Miscibility of components was assessed from glass transition temperature and is limited by the amount of PEA in the blend and by the content of c-caprolactam structural units in PEA. The effects of the content and type of PEA on their thermal stability and notched
impact strength were also investigated. The impact A769662 strength of the PVC blends reaches its maximum at an equimolar lactam to lactone units ratio in PEA; it decreases with increasing content of PEA in the blend. An admixture of a small amount of poly(epsilon-caprolactam) as a compatibilizer made it possible to prepare PEA-rich PVC blends, exhibiting twice as high notch impact strength, as compared to pure PVC. (C) 2009 Wiley Periodicals, Inc. J Appl Polym Sci 114: 826-833, 2009″
“The degree and depth of curing due to photopolymerization in a commercial dental resin
have been studied using photothermal radiometry. The sample consisted of a thick layer of resin on which a thin metallic gold layer was deposited, thus guaranteeing full opacity. Purely thermal-wave inverse problem techniques without the interference of optical profiles were used. Thermal depth profiles were obtained by heating the gold coating with a modulated laser beam and by performing a frequency scan. Prior to each frequency scan, photopolymerization was induced using a high power blue light emitted diode (LED). Due to the highly light dispersive nature JPH203 solubility dmso of dental resins, the polymerization process depends strongly on
optical absorption of the blue light, thereby inducing a depth dependent thermal diffusivity profile in the sample. A robust depth profilometric method for reconstructing the thermal diffusivity depth dependence on degree and depth of polymerization has been developed.

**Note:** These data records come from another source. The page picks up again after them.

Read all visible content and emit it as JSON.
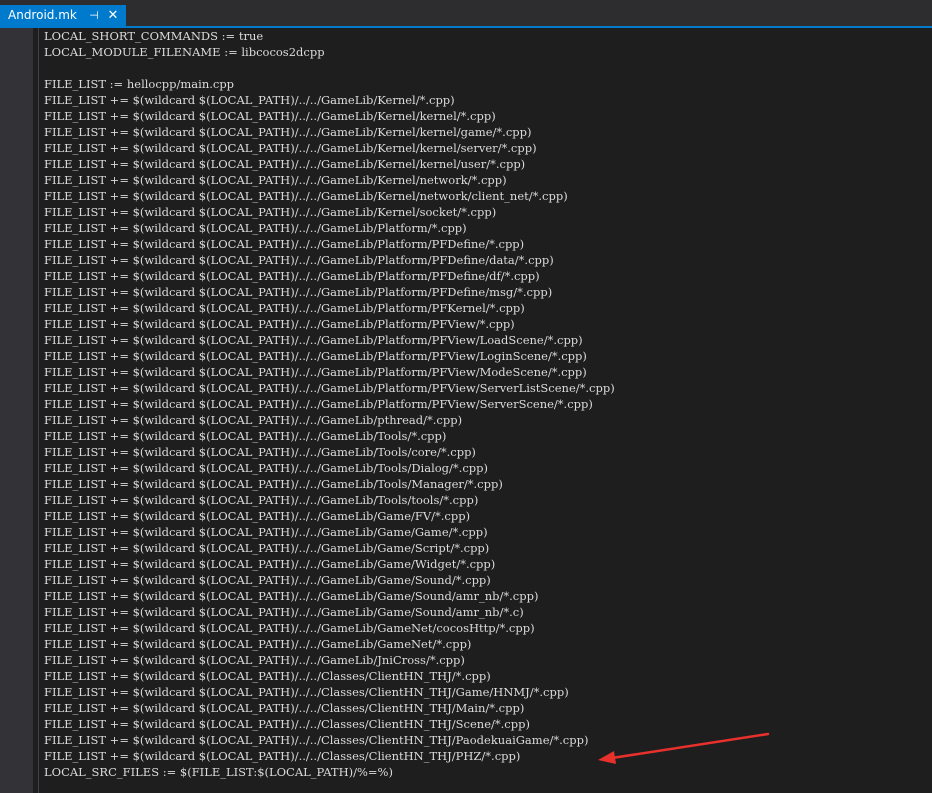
{
  "tab": {
    "title": "Android.mk",
    "pin_glyph": "⊣",
    "close_glyph": "✕"
  },
  "colors": {
    "editor_background": "#1e1e1e",
    "tab_active": "#007acc",
    "code_text": "#dcdcdc",
    "annotation_arrow": "#e8302c"
  },
  "annotation": {
    "type": "arrow-icon",
    "points_to_line": 47
  },
  "code_lines": [
    "LOCAL_SHORT_COMMANDS := true",
    "LOCAL_MODULE_FILENAME := libcocos2dcpp",
    "",
    "FILE_LIST := hellocpp/main.cpp",
    "FILE_LIST += $(wildcard $(LOCAL_PATH)/../../GameLib/Kernel/*.cpp)",
    "FILE_LIST += $(wildcard $(LOCAL_PATH)/../../GameLib/Kernel/kernel/*.cpp)",
    "FILE_LIST += $(wildcard $(LOCAL_PATH)/../../GameLib/Kernel/kernel/game/*.cpp)",
    "FILE_LIST += $(wildcard $(LOCAL_PATH)/../../GameLib/Kernel/kernel/server/*.cpp)",
    "FILE_LIST += $(wildcard $(LOCAL_PATH)/../../GameLib/Kernel/kernel/user/*.cpp)",
    "FILE_LIST += $(wildcard $(LOCAL_PATH)/../../GameLib/Kernel/network/*.cpp)",
    "FILE_LIST += $(wildcard $(LOCAL_PATH)/../../GameLib/Kernel/network/client_net/*.cpp)",
    "FILE_LIST += $(wildcard $(LOCAL_PATH)/../../GameLib/Kernel/socket/*.cpp)",
    "FILE_LIST += $(wildcard $(LOCAL_PATH)/../../GameLib/Platform/*.cpp)",
    "FILE_LIST += $(wildcard $(LOCAL_PATH)/../../GameLib/Platform/PFDefine/*.cpp)",
    "FILE_LIST += $(wildcard $(LOCAL_PATH)/../../GameLib/Platform/PFDefine/data/*.cpp)",
    "FILE_LIST += $(wildcard $(LOCAL_PATH)/../../GameLib/Platform/PFDefine/df/*.cpp)",
    "FILE_LIST += $(wildcard $(LOCAL_PATH)/../../GameLib/Platform/PFDefine/msg/*.cpp)",
    "FILE_LIST += $(wildcard $(LOCAL_PATH)/../../GameLib/Platform/PFKernel/*.cpp)",
    "FILE_LIST += $(wildcard $(LOCAL_PATH)/../../GameLib/Platform/PFView/*.cpp)",
    "FILE_LIST += $(wildcard $(LOCAL_PATH)/../../GameLib/Platform/PFView/LoadScene/*.cpp)",
    "FILE_LIST += $(wildcard $(LOCAL_PATH)/../../GameLib/Platform/PFView/LoginScene/*.cpp)",
    "FILE_LIST += $(wildcard $(LOCAL_PATH)/../../GameLib/Platform/PFView/ModeScene/*.cpp)",
    "FILE_LIST += $(wildcard $(LOCAL_PATH)/../../GameLib/Platform/PFView/ServerListScene/*.cpp)",
    "FILE_LIST += $(wildcard $(LOCAL_PATH)/../../GameLib/Platform/PFView/ServerScene/*.cpp)",
    "FILE_LIST += $(wildcard $(LOCAL_PATH)/../../GameLib/pthread/*.cpp)",
    "FILE_LIST += $(wildcard $(LOCAL_PATH)/../../GameLib/Tools/*.cpp)",
    "FILE_LIST += $(wildcard $(LOCAL_PATH)/../../GameLib/Tools/core/*.cpp)",
    "FILE_LIST += $(wildcard $(LOCAL_PATH)/../../GameLib/Tools/Dialog/*.cpp)",
    "FILE_LIST += $(wildcard $(LOCAL_PATH)/../../GameLib/Tools/Manager/*.cpp)",
    "FILE_LIST += $(wildcard $(LOCAL_PATH)/../../GameLib/Tools/tools/*.cpp)",
    "FILE_LIST += $(wildcard $(LOCAL_PATH)/../../GameLib/Game/FV/*.cpp)",
    "FILE_LIST += $(wildcard $(LOCAL_PATH)/../../GameLib/Game/Game/*.cpp)",
    "FILE_LIST += $(wildcard $(LOCAL_PATH)/../../GameLib/Game/Script/*.cpp)",
    "FILE_LIST += $(wildcard $(LOCAL_PATH)/../../GameLib/Game/Widget/*.cpp)",
    "FILE_LIST += $(wildcard $(LOCAL_PATH)/../../GameLib/Game/Sound/*.cpp)",
    "FILE_LIST += $(wildcard $(LOCAL_PATH)/../../GameLib/Game/Sound/amr_nb/*.cpp)",
    "FILE_LIST += $(wildcard $(LOCAL_PATH)/../../GameLib/Game/Sound/amr_nb/*.c)",
    "FILE_LIST += $(wildcard $(LOCAL_PATH)/../../GameLib/GameNet/cocosHttp/*.cpp)",
    "FILE_LIST += $(wildcard $(LOCAL_PATH)/../../GameLib/GameNet/*.cpp)",
    "FILE_LIST += $(wildcard $(LOCAL_PATH)/../../GameLib/JniCross/*.cpp)",
    "FILE_LIST += $(wildcard $(LOCAL_PATH)/../../Classes/ClientHN_THJ/*.cpp)",
    "FILE_LIST += $(wildcard $(LOCAL_PATH)/../../Classes/ClientHN_THJ/Game/HNMJ/*.cpp)",
    "FILE_LIST += $(wildcard $(LOCAL_PATH)/../../Classes/ClientHN_THJ/Main/*.cpp)",
    "FILE_LIST += $(wildcard $(LOCAL_PATH)/../../Classes/ClientHN_THJ/Scene/*.cpp)",
    "FILE_LIST += $(wildcard $(LOCAL_PATH)/../../Classes/ClientHN_THJ/PaodekuaiGame/*.cpp)",
    "FILE_LIST += $(wildcard $(LOCAL_PATH)/../../Classes/ClientHN_THJ/PHZ/*.cpp)",
    "LOCAL_SRC_FILES := $(FILE_LIST:$(LOCAL_PATH)/%=%)"
  ]
}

The thermal diffusivity depth profile was linked to the polymerization kinetics.”
“The modeling of thermal decomposition process of ten natural fibers commonly used in polymer composite industry was performed by assuming a global model occurring within the entire degradation range with consideration of fiber LY2157299 inhibitor as one pseudocomponent. Malek method with activation energy values previously obtained was applied to the modeling process. Careful calculation and evaluation indicated that, within an acceptable error limit of 5%, RO(n > 1) model can be used to describe the degradation process of most selected fibers well. The other kinetic parameters used include activation energy range of 160-170 kJ/mol; parameter n in RO(n > 1) = (1 – alpha)” of 3-4; and In A between 35 and 42 In s(-1). Some condition limitations of the obtained model were also discussed. The model has practical significance in predicting fiber weight loss when the fiber is used in combination with engineering thermoplastics. (C) 2009 Wiley Periodicals, Inc.